Many natural follow-on questions suggest themselves. Are any of these top blogs serving spam, or otherwise compromised in some way? What fraction ban crawling by unknown crawlers (like this one)? What fraction of pages from the crawl are duplicates, or near-duplicates? Do any of the webpages contain honeypots, i.e., url patterns designed to trap or otherwise mislead crawlers? I plan to investigate these questions in future posts.
Interested in more? Please follow me on Twitter. My new book about open science, Reinventing Discovery will be published in October, and can be pre-ordered at Amazon.
Just one comment: threads in python are different from threads from other programming languages. Python has so-called GIL – global interpreter lock which prevents threads running in the parallel. It means your program runs one thread at the moment.

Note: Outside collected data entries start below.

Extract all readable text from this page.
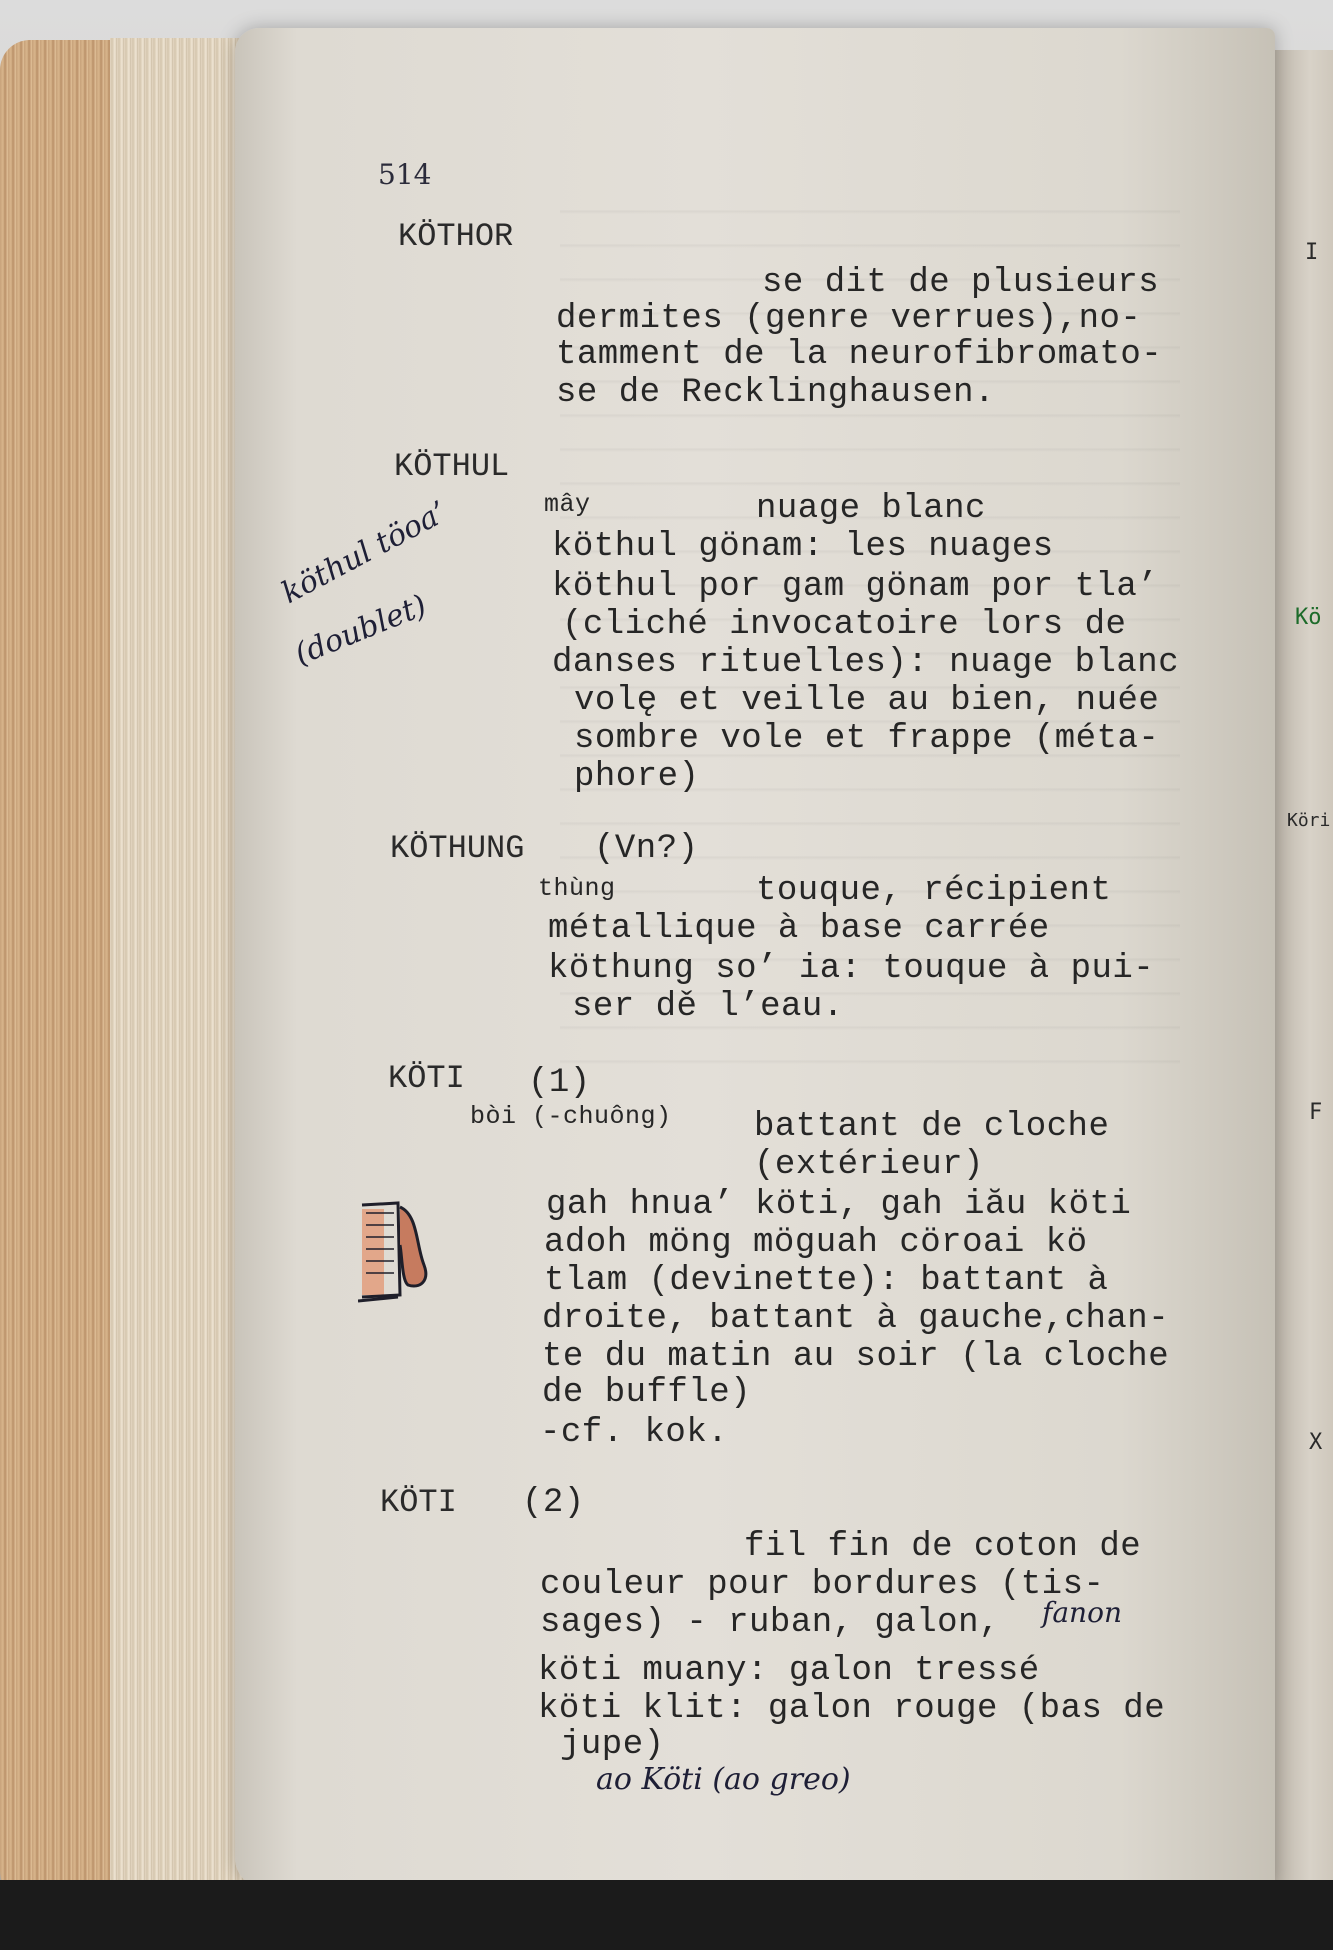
I
Kö
Köri
F
X
514
KÖTHOR
se dit de plusieurs
dermites (genre verrues),no-
tamment de la neurofibromato-
se de Recklinghausen.
KÖTHUL
mây	nuage blanc
köthul gönam: les nuages
köthul por gam gönam por tla’
(cliché invocatoire lors de
danses rituelles): nuage blanc
volę et veille au bien, nuée
sombre vole et frappe (méta-
phore)
köthul töoa’
(doublet)
KÖTHUNG (Vn?)
thùng	touque, récipient
métallique à base carrée
köthung so’ ia: touque à pui-
ser dě l’eau.
KÖTI (1)
bòi (-chuông) battant de cloche
(extérieur)
gah hnua’ köti, gah iău köti
adoh möng möguah cöroai kö
tlam (devinette): battant à
droite, battant à gauche,chan-
te du matin au soir (la cloche
de buffle)
-cf. kok.
KÖTI (2)
fil fin de coton de
couleur pour bordures (tis-
sages) - ruban, galon, fanon
köti muany: galon tressé
köti klit: galon rouge (bas de
jupe)
ao Köti (ao greo)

If you have access to a computer with more than one CPU, I would recommend you to use different processes instead of threads.
Thanks for the comment.
Slicehost gives users just a single core (on a 512 Slice), so this is not an issue at present. But I will move this to a multi-core system at some point, and should probably rewrite it to use a mixture of threads and processes.

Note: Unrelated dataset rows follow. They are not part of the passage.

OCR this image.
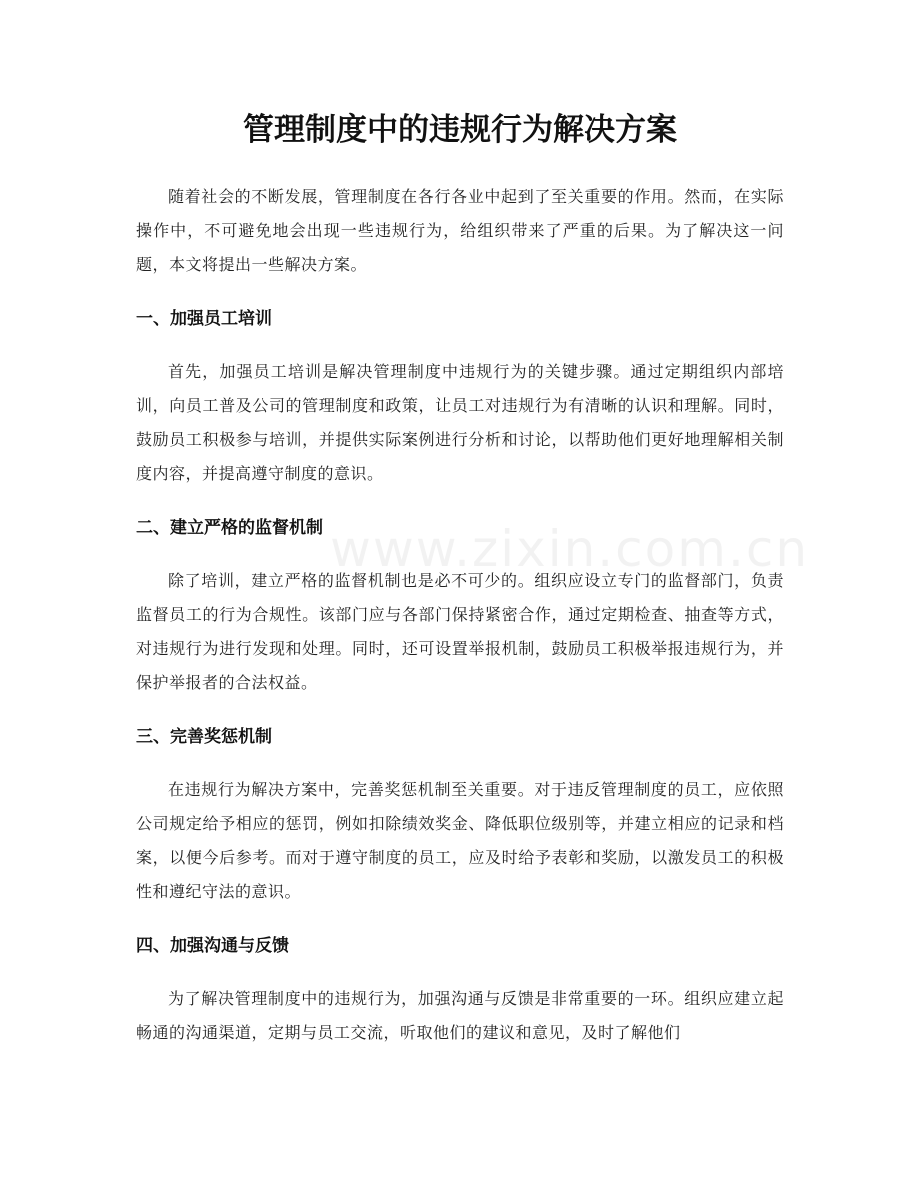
www.zixin.com.cn
管理制度中的违规行为解决方案

随着社会的不断发展，管理制度在各行各业中起到了至关重要的作用。然而，在实际操作中，不可避免地会出现一些违规行为，给组织带来了严重的后果。为了解决这一问题，本文将提出一些解决方案。

一、加强员工培训

首先，加强员工培训是解决管理制度中违规行为的关键步骤。通过定期组织内部培训，向员工普及公司的管理制度和政策，让员工对违规行为有清晰的认识和理解。同时，鼓励员工积极参与培训，并提供实际案例进行分析和讨论，以帮助他们更好地理解相关制度内容，并提高遵守制度的意识。

二、建立严格的监督机制

除了培训，建立严格的监督机制也是必不可少的。组织应设立专门的监督部门，负责监督员工的行为合规性。该部门应与各部门保持紧密合作，通过定期检查、抽查等方式，对违规行为进行发现和处理。同时，还可设置举报机制，鼓励员工积极举报违规行为，并保护举报者的合法权益。

三、完善奖惩机制

在违规行为解决方案中，完善奖惩机制至关重要。对于违反管理制度的员工，应依照公司规定给予相应的惩罚，例如扣除绩效奖金、降低职位级别等，并建立相应的记录和档案，以便今后参考。而对于遵守制度的员工，应及时给予表彰和奖励，以激发员工的积极性和遵纪守法的意识。

四、加强沟通与反馈

为了解决管理制度中的违规行为，加强沟通与反馈是非常重要的一环。组织应建立起畅通的沟通渠道，定期与员工交流，听取他们的建议和意见，及时了解他们
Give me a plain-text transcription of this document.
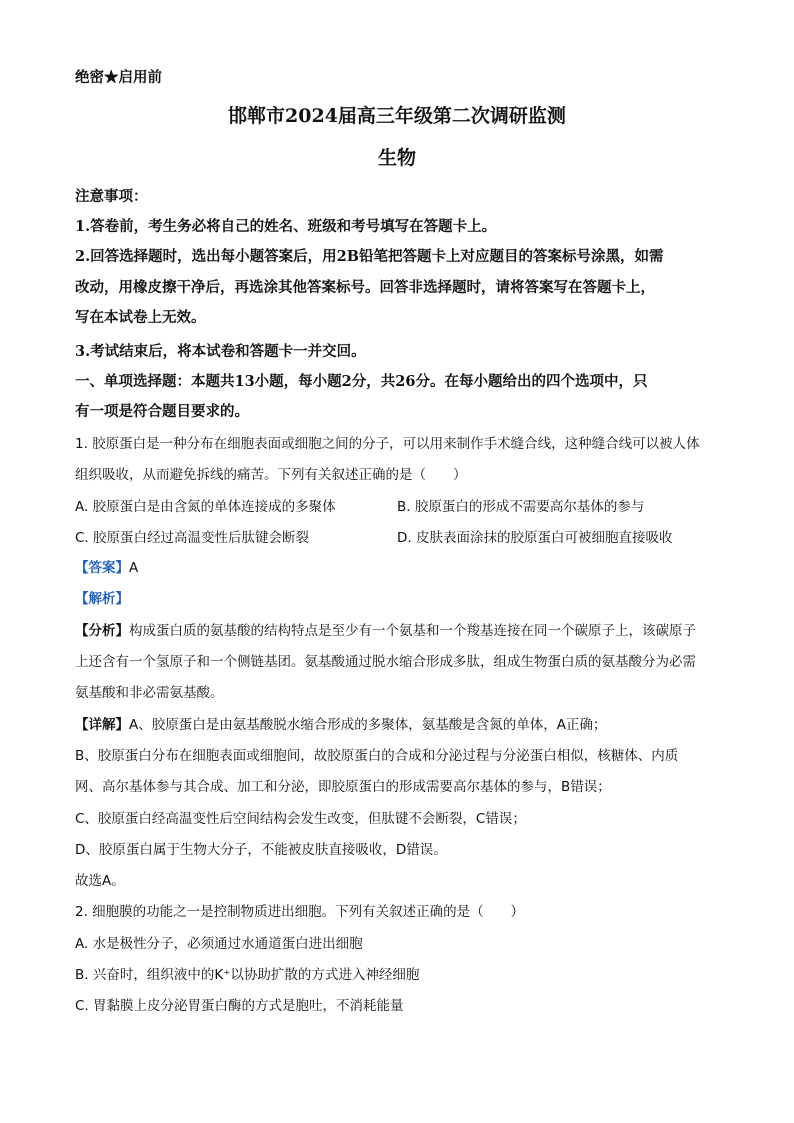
绝密★启用前
邯郸市2024届高三年级第二次调研监测
生物
注意事项：
1.答卷前，考生务必将自己的姓名、班级和考号填写在答题卡上。
2.回答选择题时，选出每小题答案后，用2B铅笔把答题卡上对应题目的答案标号涂黑，如需
改动，用橡皮擦干净后，再选涂其他答案标号。回答非选择题时，请将答案写在答题卡上，
写在本试卷上无效。
3.考试结束后，将本试卷和答题卡一并交回。
一、单项选择题：本题共13小题，每小题2分，共26分。在每小题给出的四个选项中，只
有一项是符合题目要求的。
1. 胶原蛋白是一种分布在细胞表面或细胞之间的分子，可以用来制作手术缝合线，这种缝合线可以被人体
组织吸收，从而避免拆线的痛苦。下列有关叙述正确的是（　　）
A. 胶原蛋白是由含氮的单体连接成的多聚体	B. 胶原蛋白的形成不需要高尔基体的参与
C. 胶原蛋白经过高温变性后肽键会断裂	D. 皮肤表面涂抹的胶原蛋白可被细胞直接吸收
【答案】A
【解析】
【分析】构成蛋白质的氨基酸的结构特点是至少有一个氨基和一个羧基连接在同一个碳原子上，该碳原子
上还含有一个氢原子和一个侧链基团。氨基酸通过脱水缩合形成多肽，组成生物蛋白质的氨基酸分为必需
氨基酸和非必需氨基酸。
【详解】A、胶原蛋白是由氨基酸脱水缩合形成的多聚体，氨基酸是含氮的单体，A正确；
B、胶原蛋白分布在细胞表面或细胞间，故胶原蛋白的合成和分泌过程与分泌蛋白相似，核糖体、内质
网、高尔基体参与其合成、加工和分泌，即胶原蛋白的形成需要高尔基体的参与，B错误；
C、胶原蛋白经高温变性后空间结构会发生改变，但肽键不会断裂，C错误；
D、胶原蛋白属于生物大分子，不能被皮肤直接吸收，D错误。
故选A。
2. 细胞膜的功能之一是控制物质进出细胞。下列有关叙述正确的是（　　）
A. 水是极性分子，必须通过水通道蛋白进出细胞
B. 兴奋时，组织液中的K⁺以协助扩散的方式进入神经细胞
C. 胃黏膜上皮分泌胃蛋白酶的方式是胞吐，不消耗能量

The problem with just using multiple processes is that (as I understand it) there is a significant memory overhead associated with using a large number of processes. And so it seems to make most sense to use threads when I can.
What about running it on GPU cores instead of CPU cores? I know its still early development but you can use PyCuda to access the NVIDIA CUDA api. The latest NVIDIA cards have 512 GPU cores.
http://mathema.tician.de/software/pycuda
PyCuda looks cool – hadn’t seen it before. But I’m not sure how easy it would be to run Python itself (and all the libraries) on the GPU!
Well I was thinking that if your bottle-neck is the CPU that you might be able to designate a GPU core per thread/process for the calculations. I’m an advocate of the GPU if you can’t tell
Have you seen Marc Seeger’s “Building blocks of a scalable webcrawler” (thesis)? – Marc’s blog entry about it: http://blog.marc-seeger.de/2010/12/09/my-thesis-building-blocks-of-a-scalable-webcrawler/
Thought it might be helpful.
Great blog btw.
Patrick
No, I hadn’t – thanks for the pointer!
I couldnt found your test crawler code at GitHub,can you send me a copy? Thanks!